Кое-кто считает, что не все так просто. Ближайшее кафе-ресторанчик не совсем обычное заведение — оно знаковое. Это знаменитое «Клозери-де-Лила». Рассказывают, когда-то здесь, на окраине столицы, была станция почтовых дилижансов — отсюда можно было попасть из Парижа в Фонтенбло. После того как с помощью паровозов эра дилижансов приказала долго жить, пришла в запустение и станция. Этим и решил воспользоваться некий Бюлье, купивший участок земли вместе с постройками, в которых и открыл кафе «Сиреневый Хуторок» (именно так в переводе звучит название кафе). Говорят, тогда же появилась и знаменитая веранда, выстроенная на месте, где расстреляли несчастного Нея. Туда-то и приходят уставшие от жизни люди.

Поначалу над хозяином, осмелившимся вложить немалые деньги в «хлам на окраине», горожане посмеивались, иные и вовсе показывали пальцем. Но тот не унывал. Между тем дело пошло.

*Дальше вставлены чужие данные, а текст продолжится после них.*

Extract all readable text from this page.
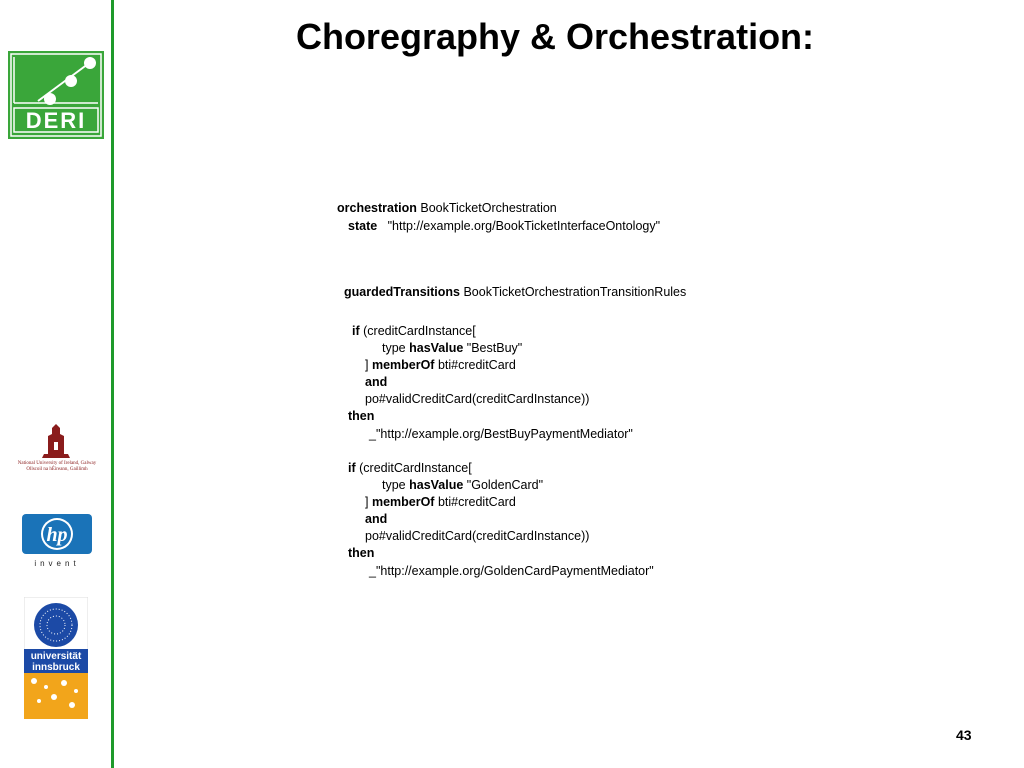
DERI
National University of Ireland, Galway
Ollscoil na hÉireann, Gaillimh
hp
invent
universität
innsbruck
Choregraphy & Orchestration:
orchestration BookTicketOrchestration
state   "http://example.org/BookTicketInterfaceOntology"
guardedTransitions BookTicketOrchestrationTransitionRules
if (creditCardInstance[
type hasValue "BestBuy"
] memberOf bti#creditCard
and
po#validCreditCard(creditCardInstance))
then
_"http://example.org/BestBuyPaymentMediator"
if (creditCardInstance[
type hasValue "GoldenCard"
] memberOf bti#creditCard
and
po#validCreditCard(creditCardInstance))
then
_"http://example.org/GoldenCardPaymentMediator"
43
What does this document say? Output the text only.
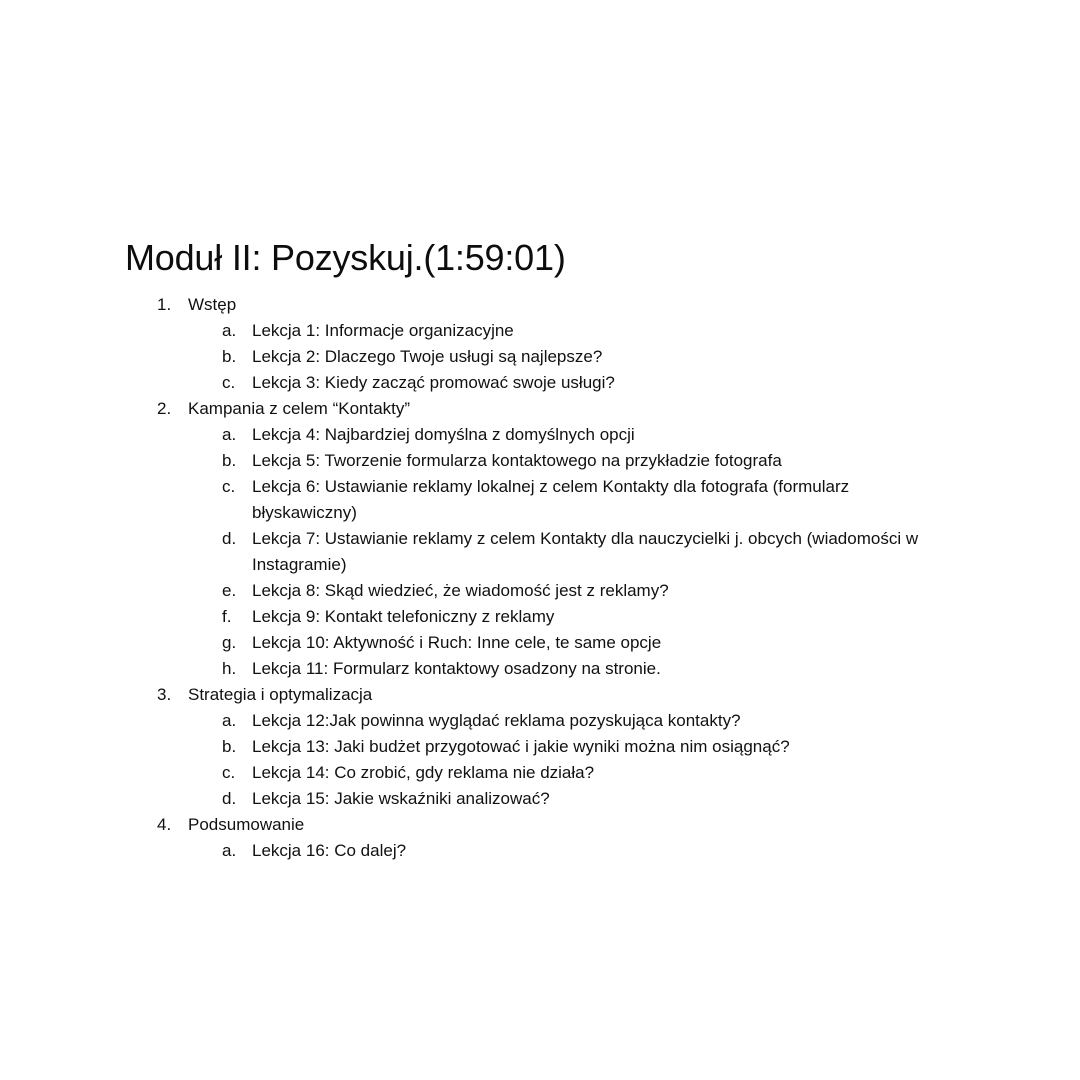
Moduł II: Pozyskuj.(1:59:01)
1. Wstęp
a. Lekcja 1: Informacje organizacyjne
b. Lekcja 2: Dlaczego Twoje usługi są najlepsze?
c. Lekcja 3: Kiedy zacząć promować swoje usługi?
2. Kampania z celem “Kontakty”
a. Lekcja 4: Najbardziej domyślna z domyślnych opcji
b. Lekcja 5: Tworzenie formularza kontaktowego na przykładzie fotografa
c. Lekcja 6: Ustawianie reklamy lokalnej z celem Kontakty dla fotografa (formularz błyskawiczny)
d. Lekcja 7: Ustawianie reklamy z celem Kontakty dla nauczycielki j. obcych (wiadomości w Instagramie)
e. Lekcja 8: Skąd wiedzieć, że wiadomość jest z reklamy?
f. Lekcja 9: Kontakt telefoniczny z reklamy
g. Lekcja 10: Aktywność i Ruch: Inne cele, te same opcje
h. Lekcja 11: Formularz kontaktowy osadzony na stronie.
3. Strategia i optymalizacja
a. Lekcja 12:Jak powinna wyglądać reklama pozyskująca kontakty?
b. Lekcja 13: Jaki budżet przygotować i jakie wyniki można nim osiągnąć?
c. Lekcja 14: Co zrobić, gdy reklama nie działa?
d. Lekcja 15: Jakie wskaźniki analizować?
4. Podsumowanie
a. Lekcja 16: Co dalej?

В минувшем веке кафе облюбовала художественно-поэтическая богема; заходили сюда и политики. К слову, студент Сорбонны Гумилев встречался в «Хуторке» с известным «парнасцем» Жаном Мореасом; в этих же стенах смаковал крепкий кофе большевик Ульянов, он же Ленин, пил горькую Бальмонт, приходя не один — с соседом по квартире графом Толстым, разумеется Алексеем.

Лучше всех о монпарнасских кафе тех лет скажет Ходасевич: «За столиками Монпарнаса сидят люди, из которых многие днем не обедали, а вечером затрудняются спросить себе чашку кофе... Порой сидят до утра, потому что ночевать негде».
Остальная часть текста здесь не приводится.